2. Browser performance on the client

3. Application monitoring in the cloud, such as Apache, MySQL, and so on

4. Cloud infrastructure monitoring of services such as Amazon Web Services, GoGrid, Rackspace, and others

5. Machine instance monitoring where the service measures processor utilization, memory usage, disk consumption, queue lengths, and other important parameters

6. Network monitoring and discovery using standard protocols like the Simple Network Management Protocol (SNMP), Configuration Management Database (CMDB), Windows Management Instrumentation (WMI), and the like

It's important to note that there are really two aspects to cloud management:

Managing resources in the cloud

Using the cloud to manage resources on-premises

When you move to a cloud computing architecture from a traditional networked model like client/server or a three-tier architecture, many of the old management tasks for processes going on in the cloud become irrelevant or nearly impossible to manage because the tools to effectively manage resources of various kinds fall outside of your own purview. In the cloud, the particular service model you are using directly affects the type of monitoring you are responsible for.

Consider the case of an Infrastructure as a Service vendor such as Amazon Web Services or Rackspace. You can monitor your usage of resources either through their native monitoring tools like Amazon CloudWatch or Rackspace Control Panel or through the numerous third-party tools that work with these sites' APIs. In IaaS, you can alter aspects of your deployment, such as the number of machine instances you are running or the amount of storage you have, but you have very limited control over many important aspects of the operation. For example, your network bandwidth is locked into the type of instance you deploy. Even if you can provision more bandwidth, you likely have no control over how network traffic flows into and out of the system, whether there is packet prioritization, how routing is done, and other important characteristics.

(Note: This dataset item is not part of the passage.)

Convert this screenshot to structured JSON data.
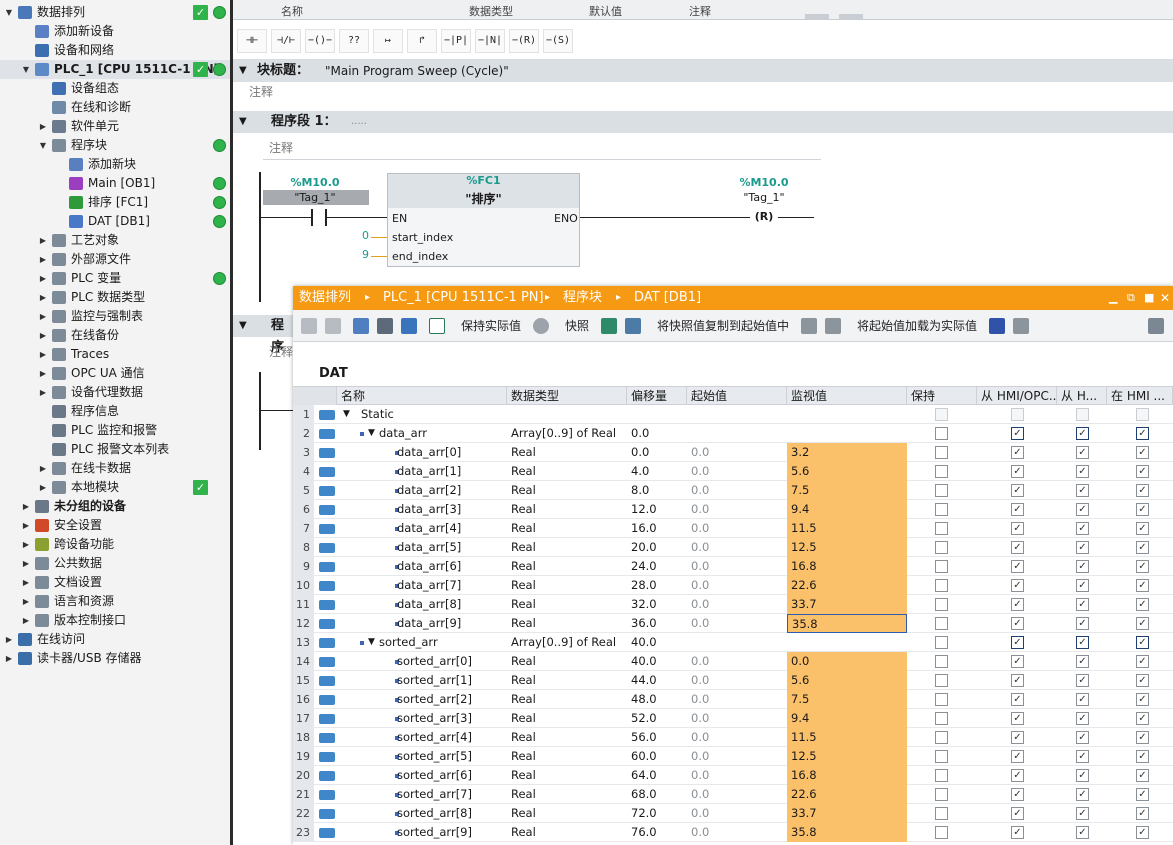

The situation—as you move first to Platform as a Service (PaaS) like Windows Azure or Google App Engine and then onto Software as a Service (SaaS) for which Salesforce.com is a prime example—becomes even more restrictive. When you deploy an application on Google's PaaS App Engine cloud service, the Administration Console provides you with the following monitoring capabilities:

• Create a new application, and set it up in your domain.

• Invite other people to be part of developing your application.

• View data and error logs.

• Analyze your network traffic.

• Browse the application datastore, and manage its indexes.

• View the application's scheduled tasks.

• Test the application, and swap out versions.

However, you have almost no operational control. Essentially, Google App Engine lets you deploy the application and monitor it, and that's about it. All the management of devices, networks, and other aspects of the platform are managed by Google. You have even less control when you are selling software in the cloud, as you would with Salesforce.com.

Figure 11.2 graphically summarizes the management responsibilities by service model type.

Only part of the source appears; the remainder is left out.